What difference does temporality make in the recognition politics of whiteness? If whiteness has hardened into a modern identity politics defined by skin tone, it has not always been so. Resisting a reflexive, biopolitical understanding of whiteness, White before Whiteness interrogates how whiteness as a representational trope produces and delimits a range of medieval ideological regimes: love, aesthetics, subjectivity, salvation, chivalry, labour, materiality and sociality. The book analyses works such as Chaucer’s Book of the Duchess, Pearl, The King of Tars and others, rethinking premodern whiteness as operations of fragility, precarity and racialicity across bodily and non-bodily figurations. Deploying diverse methodologies, this ground-breaking book offers a series of provocative diagnoses and original readings that reconceive whiteness as a systemic edge, generating operative differences that are never transparent, stable or permanent.

Speakers:
Nancy Coleman (Washington and Lee University)
Lisa H. Cooper (University of Wisconsin–Madison)

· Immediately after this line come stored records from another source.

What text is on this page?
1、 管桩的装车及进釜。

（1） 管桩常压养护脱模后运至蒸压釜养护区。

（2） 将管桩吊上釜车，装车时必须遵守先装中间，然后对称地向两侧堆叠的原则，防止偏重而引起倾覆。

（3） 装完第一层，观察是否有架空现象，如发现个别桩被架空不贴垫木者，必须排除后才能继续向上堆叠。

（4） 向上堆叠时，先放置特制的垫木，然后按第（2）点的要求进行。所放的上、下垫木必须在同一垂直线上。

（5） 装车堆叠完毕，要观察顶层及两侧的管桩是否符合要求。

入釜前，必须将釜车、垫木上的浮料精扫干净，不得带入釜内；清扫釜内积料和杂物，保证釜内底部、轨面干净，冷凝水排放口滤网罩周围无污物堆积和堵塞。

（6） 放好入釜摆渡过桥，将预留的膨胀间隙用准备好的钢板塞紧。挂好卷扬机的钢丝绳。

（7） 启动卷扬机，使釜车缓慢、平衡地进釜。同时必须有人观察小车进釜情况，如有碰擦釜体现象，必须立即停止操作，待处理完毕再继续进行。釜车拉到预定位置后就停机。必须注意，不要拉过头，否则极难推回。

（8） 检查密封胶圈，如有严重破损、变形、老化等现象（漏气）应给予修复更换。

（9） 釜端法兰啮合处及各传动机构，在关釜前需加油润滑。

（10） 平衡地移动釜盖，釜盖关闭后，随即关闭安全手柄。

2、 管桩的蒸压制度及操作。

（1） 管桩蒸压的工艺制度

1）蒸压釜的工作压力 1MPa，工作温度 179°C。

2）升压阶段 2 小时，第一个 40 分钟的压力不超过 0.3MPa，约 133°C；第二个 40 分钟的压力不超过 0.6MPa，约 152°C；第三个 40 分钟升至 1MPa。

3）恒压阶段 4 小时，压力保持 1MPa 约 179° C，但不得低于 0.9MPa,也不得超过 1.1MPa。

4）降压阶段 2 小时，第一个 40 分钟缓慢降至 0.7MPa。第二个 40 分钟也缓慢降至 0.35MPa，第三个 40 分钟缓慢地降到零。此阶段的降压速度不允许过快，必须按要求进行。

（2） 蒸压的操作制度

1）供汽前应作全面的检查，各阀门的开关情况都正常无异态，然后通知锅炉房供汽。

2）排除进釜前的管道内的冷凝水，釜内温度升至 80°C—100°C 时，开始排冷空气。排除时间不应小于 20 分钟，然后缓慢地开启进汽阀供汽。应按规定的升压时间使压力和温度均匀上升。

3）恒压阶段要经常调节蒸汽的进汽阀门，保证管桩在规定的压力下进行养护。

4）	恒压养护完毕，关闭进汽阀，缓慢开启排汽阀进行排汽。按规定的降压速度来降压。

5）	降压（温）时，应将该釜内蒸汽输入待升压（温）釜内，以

Sarah Friedman (University of Wisconsin–Madison)
Carissa Harris (Temple University)
Mike Hill (University at Albany, SUNY)
Elliot Kendall (University of Exeter)
Mariah Min (Brown University)
Susie Phillips (Northwestern University)

Sponsored by Washington and Lee University Library and The Medieval Studies Program, University of Wisconsin–Madison.